The autumn season is upon us and the 2015 hunting season is underway across our great nation. Resident Canada goose, dove and special teal seasons will provide an abundance of opportunity for early season hunters until the general waterfowl season begins. Let the games begin!
Hello folks, and, as always, welcome to another season of Waterfowler.com.
As we enter our 18th year of migration coverage we’d like to thank our readers for their ongoing participation and visits to our website, migration updates and hunting reports. Of course, the value of our report archives not only offers great off season reading and information, this season the historical value will provide waterfowl hunter with planning tools when the face the El Nino migration of 2015.
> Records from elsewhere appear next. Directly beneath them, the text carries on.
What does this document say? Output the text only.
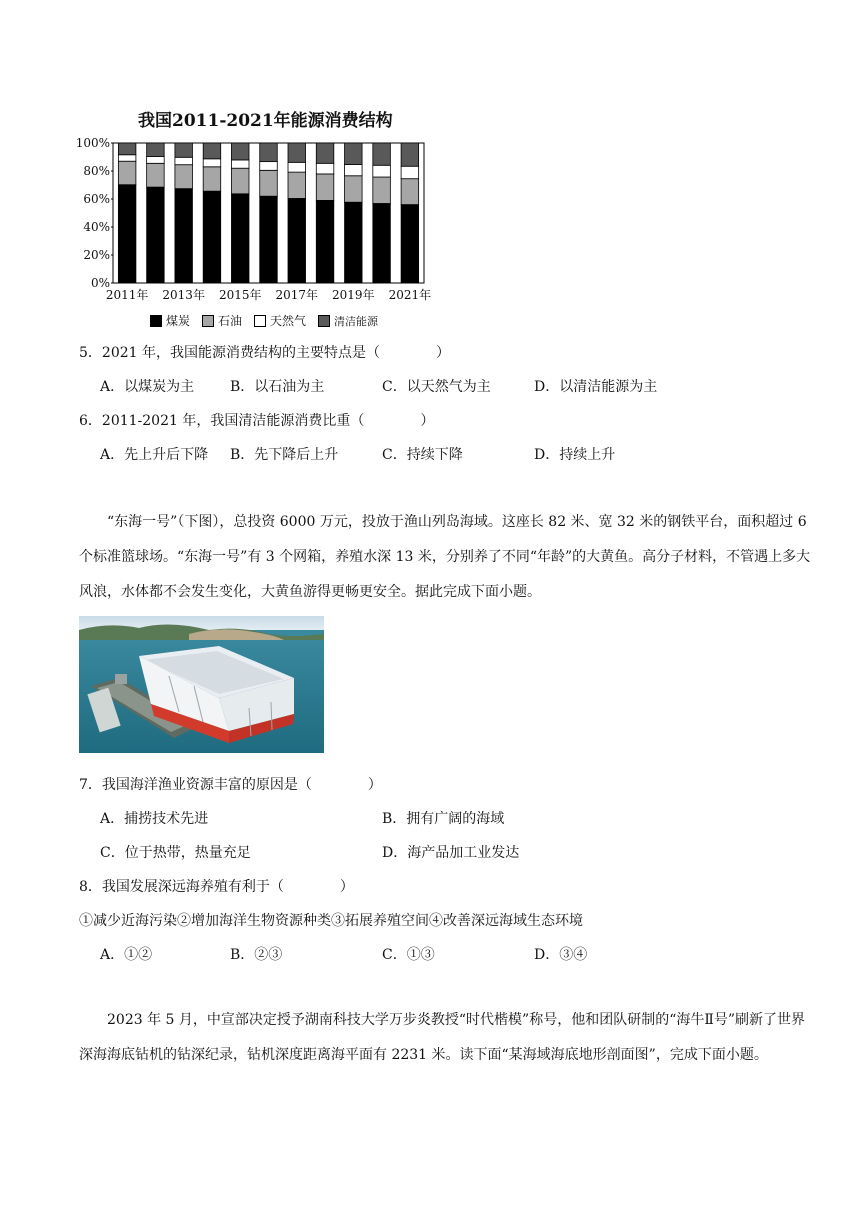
我国2011-2021年能源消费结构
0%
20%
40%
60%
80%
100%
2011年 2013年 2015年 2017年 2019年 2021年
煤炭 石油 天然气	清洁能源
5．2021 年，我国能源消费结构的主要特点是（　　　　）
A．以煤炭为主	B．以石油为主	C．以天然气为主	D．以清洁能源为主
6．2011-2021 年，我国清洁能源消费比重（　　　　）
A．先上升后下降 B．先下降后上升	C．持续下降	D．持续上升
“东海一号”（下图），总投资 6000 万元，投放于渔山列岛海域。这座长 82 米、宽 32 米的钢铁平台，面积超过 6 个标准篮球场。“东海一号”有 3 个网箱，养殖水深 13 米，分别养了不同“年龄”的大黄鱼。高分子材料，不管遇上多大风浪，水体都不会发生变化，大黄鱼游得更畅更安全。据此完成下面小题。
7．我国海洋渔业资源丰富的原因是（　　　　）
A．捕捞技术先进	B．拥有广阔的海域
C．位于热带，热量充足	D．海产品加工业发达
8．我国发展深远海养殖有利于（　　　　）
①减少近海污染②增加海洋生物资源种类③拓展养殖空间④改善深远海域生态环境
A．①②	B．②③	C．①③	D．③④
2023 年 5 月，中宣部决定授予湖南科技大学万步炎教授“时代楷模”称号，他和团队研制的“海牛Ⅱ号”刷新了世界深海海底钻机的钻深纪录，钻机深度距离海平面有 2231 米。读下面“某海域海底地形剖面图”，完成下面小题。
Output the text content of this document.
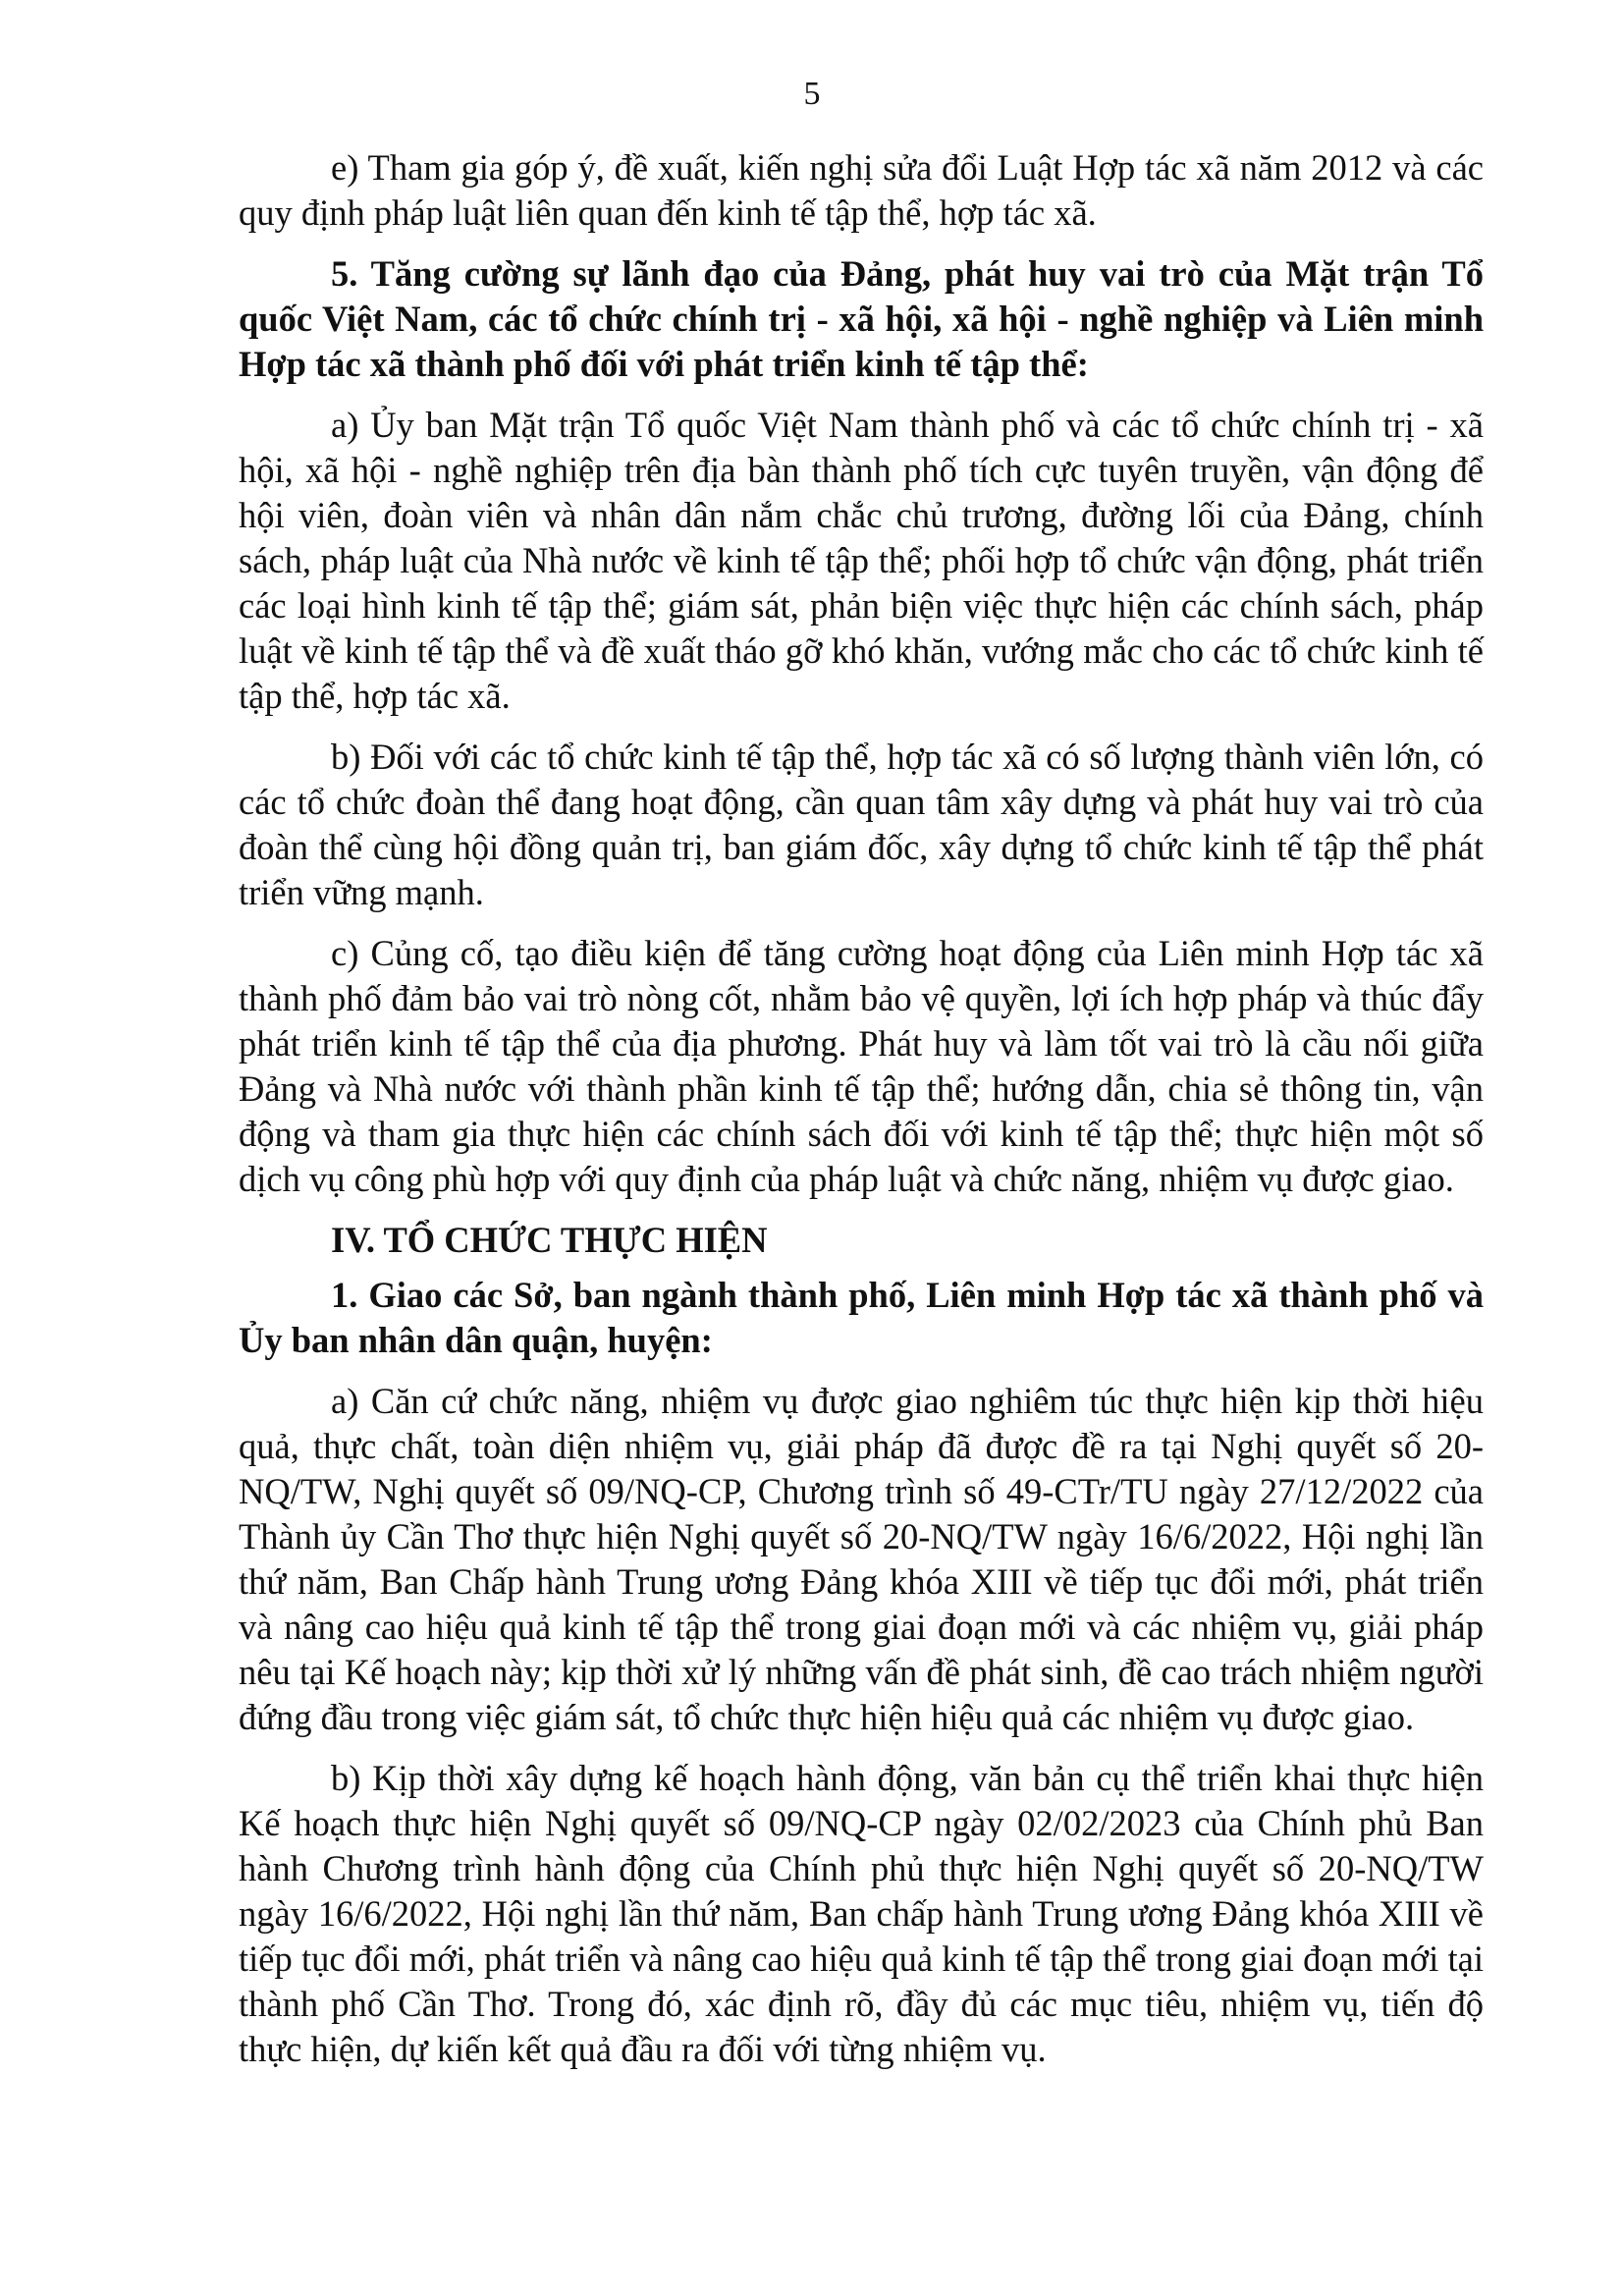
5

e) Tham gia góp ý, đề xuất, kiến nghị sửa đổi Luật Hợp tác xã năm 2012 và các quy định pháp luật liên quan đến kinh tế tập thể, hợp tác xã.

5. Tăng cường sự lãnh đạo của Đảng, phát huy vai trò của Mặt trận Tổ quốc Việt Nam, các tổ chức chính trị - xã hội, xã hội - nghề nghiệp và Liên minh Hợp tác xã thành phố đối với phát triển kinh tế tập thể:

a) Ủy ban Mặt trận Tổ quốc Việt Nam thành phố và các tổ chức chính trị - xã hội, xã hội - nghề nghiệp trên địa bàn thành phố tích cực tuyên truyền, vận động để hội viên, đoàn viên và nhân dân nắm chắc chủ trương, đường lối của Đảng, chính sách, pháp luật của Nhà nước về kinh tế tập thể; phối hợp tổ chức vận động, phát triển các loại hình kinh tế tập thể; giám sát, phản biện việc thực hiện các chính sách, pháp luật về kinh tế tập thể và đề xuất tháo gỡ khó khăn, vướng mắc cho các tổ chức kinh tế tập thể, hợp tác xã.

b) Đối với các tổ chức kinh tế tập thể, hợp tác xã có số lượng thành viên lớn, có các tổ chức đoàn thể đang hoạt động, cần quan tâm xây dựng và phát huy vai trò của đoàn thể cùng hội đồng quản trị, ban giám đốc, xây dựng tổ chức kinh tế tập thể phát triển vững mạnh.

c) Củng cố, tạo điều kiện để tăng cường hoạt động của Liên minh Hợp tác xã thành phố đảm bảo vai trò nòng cốt, nhằm bảo vệ quyền, lợi ích hợp pháp và thúc đẩy phát triển kinh tế tập thể của địa phương. Phát huy và làm tốt vai trò là cầu nối giữa Đảng và Nhà nước với thành phần kinh tế tập thể; hướng dẫn, chia sẻ thông tin, vận động và tham gia thực hiện các chính sách đối với kinh tế tập thể; thực hiện một số dịch vụ công phù hợp với quy định của pháp luật và chức năng, nhiệm vụ được giao.

IV. TỔ CHỨC THỰC HIỆN

1. Giao các Sở, ban ngành thành phố, Liên minh Hợp tác xã thành phố và Ủy ban nhân dân quận, huyện:

a) Căn cứ chức năng, nhiệm vụ được giao nghiêm túc thực hiện kịp thời hiệu quả, thực chất, toàn diện nhiệm vụ, giải pháp đã được đề ra tại Nghị quyết số 20-NQ/TW, Nghị quyết số 09/NQ-CP, Chương trình số 49-CTr/TU ngày 27/12/2022 của Thành ủy Cần Thơ thực hiện Nghị quyết số 20-NQ/TW ngày 16/6/2022, Hội nghị lần thứ năm, Ban Chấp hành Trung ương Đảng khóa XIII về tiếp tục đổi mới, phát triển và nâng cao hiệu quả kinh tế tập thể trong giai đoạn mới và các nhiệm vụ, giải pháp nêu tại Kế hoạch này; kịp thời xử lý những vấn đề phát sinh, đề cao trách nhiệm người đứng đầu trong việc giám sát, tổ chức thực hiện hiệu quả các nhiệm vụ được giao.

b) Kịp thời xây dựng kế hoạch hành động, văn bản cụ thể triển khai thực hiện Kế hoạch thực hiện Nghị quyết số 09/NQ-CP ngày 02/02/2023 của Chính phủ Ban hành Chương trình hành động của Chính phủ thực hiện Nghị quyết số 20-NQ/TW ngày 16/6/2022, Hội nghị lần thứ năm, Ban chấp hành Trung ương Đảng khóa XIII về tiếp tục đổi mới, phát triển và nâng cao hiệu quả kinh tế tập thể trong giai đoạn mới tại thành phố Cần Thơ. Trong đó, xác định rõ, đầy đủ các mục tiêu, nhiệm vụ, tiến độ thực hiện, dự kiến kết quả đầu ra đối với từng nhiệm vụ.
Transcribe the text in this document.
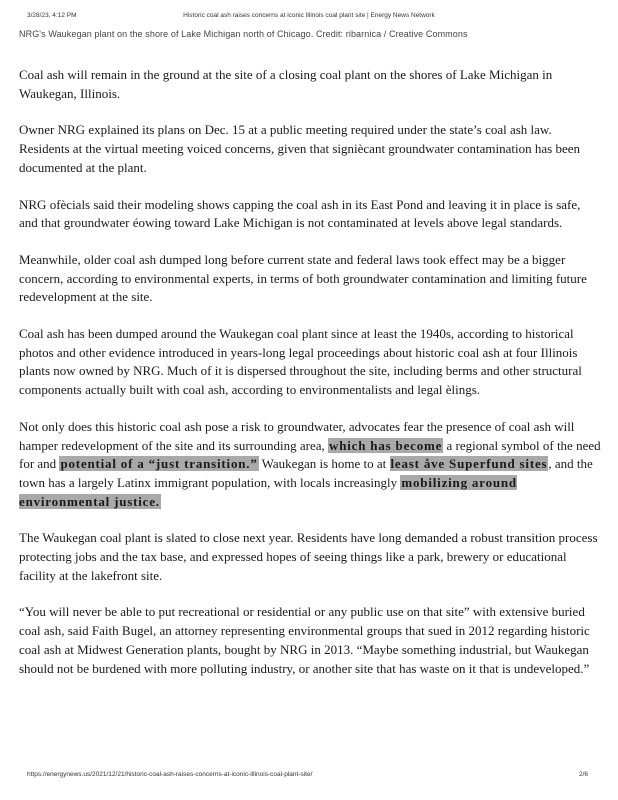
3/28/23, 4:12 PM	Historic coal ash raises concerns at iconic Illinois coal plant site | Energy News Network
NRG's Waukegan plant on the shore of Lake Michigan north of Chicago. Credit: ribarnica / Creative Commons

Coal ash will remain in the ground at the site of a closing coal plant on the shores of Lake Michigan in Waukegan, Illinois.

Owner NRG explained its plans on Dec. 15 at a public meeting required under the state’s coal ash law. Residents at the virtual meeting voiced concerns, given that signiècant groundwater contamination has been documented at the plant.

NRG ofècials said their modeling shows capping the coal ash in its East Pond and leaving it in place is safe, and that groundwater éowing toward Lake Michigan is not contaminated at levels above legal standards.

Meanwhile, older coal ash dumped long before current state and federal laws took effect may be a bigger concern, according to environmental experts, in terms of both groundwater contamination and limiting future redevelopment at the site.

Coal ash has been dumped around the Waukegan coal plant since at least the 1940s, according to historical photos and other evidence introduced in years-long legal proceedings about historic coal ash at four Illinois plants now owned by NRG. Much of it is dispersed throughout the site, including berms and other structural components actually built with coal ash, according to environmentalists and legal èlings.

Not only does this historic coal ash pose a risk to groundwater, advocates fear the presence of coal ash will hamper redevelopment of the site and its surrounding area, which has become a regional symbol of the need for and potential of a “just transition.” Waukegan is home to at least åve Superfund sites, and the town has a largely Latinx immigrant population, with locals increasingly mobilizing around environmental justice.

The Waukegan coal plant is slated to close next year. Residents have long demanded a robust transition process protecting jobs and the tax base, and expressed hopes of seeing things like a park, brewery or educational facility at the lakefront site.

“You will never be able to put recreational or residential or any public use on that site” with extensive buried coal ash, said Faith Bugel, an attorney representing environmental groups that sued in 2012 regarding historic coal ash at Midwest Generation plants, bought by NRG in 2013. “Maybe something industrial, but Waukegan should not be burdened with more polluting industry, or another site that has waste on it that is undeveloped.”

https://energynews.us/2021/12/21/historic-coal-ash-raises-concerns-at-iconic-illinois-coal-plant-site/	2/6
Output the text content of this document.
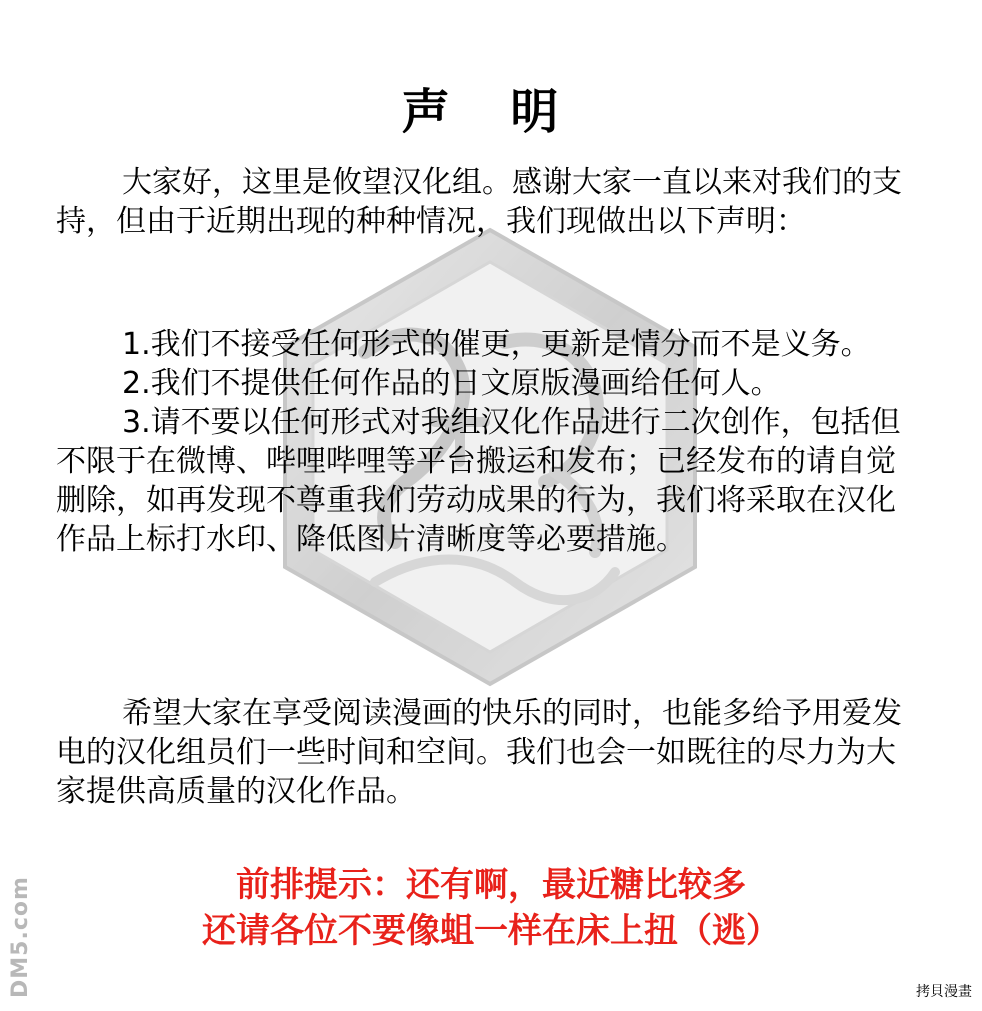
声 明

大家好，这里是攸望汉化组。感谢大家一直以来对我们的支持，但由于近期出现的种种情况，我们现做出以下声明：

1.我们不接受任何形式的催更，更新是情分而不是义务。

2.我们不提供任何作品的日文原版漫画给任何人。

3.请不要以任何形式对我组汉化作品进行二次创作，包括但不限于在微博、哔哩哔哩等平台搬运和发布；已经发布的请自觉删除，如再发现不尊重我们劳动成果的行为，我们将采取在汉化作品上标打水印、降低图片清晰度等必要措施。

希望大家在享受阅读漫画的快乐的同时，也能多给予用爱发电的汉化组员们一些时间和空间。我们也会一如既往的尽力为大家提供高质量的汉化作品。

前排提示：还有啊，最近糖比较多
还请各位不要像蛆一样在床上扭（逃）
DM5.com	拷貝漫畫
According to NOAA, this autumn with will face the strongest El Nino weather patterns that have been recorded. In a typical El Nino weather pattern the jet stream remains more horizontal (along the Canada/U.S. border) and is less subject to the wild dips and curves of clipper systems that fuel the annual waterfowl migration.
In 1989, the last strong El Nino year, the migration was so late and changed that it gave birth to the “short stopping” urban myths of waterfowl hunters dumping truckloads of corn in the north to prevent a migration.
If history repeats itself, and the El Nino is as strong as it is predicted, there are a number of young waterfowl hunters who will be left scratching their heads in December in central tier states, wondering if ducks still exist on the planet.
While El Nino years typically dump untold amounts of rain in the Pacific Flyway, keep the Prairie Pothole Region unseasonably tepid, they do have a positive effect for Atlantic Flyway hunters – as migrating ducks ride the flat jet streams east.
In 1989, east coast waterfowl hunters were treated to untold numbers of prairie waterfowl and teal numbers were off the charts.
Thankfully the doom and gloom of the El Nino has a hitch this year. This year’s the El Nino will face off against a warming artic and neither the meteorologists or climate prediction specialists have any idea what’s going to happen. While some think that when the exceptionally warmer El Nino meets the warming (but still cooler) artic air, it will be have as it typically does, it’s truly anyone guess.
As we await the odd weather results in the months ahead, we encourage our readers to visit the Hunting Report Archives and indulge in a bit of migration history during the El Nino Years.
Until our next report, teal continue to move down the flyway at a typical pace in the Central and Mississippi Flyways – strung out from the Dakotas to Texas – so begin planning your early hunts and welcome to another great season.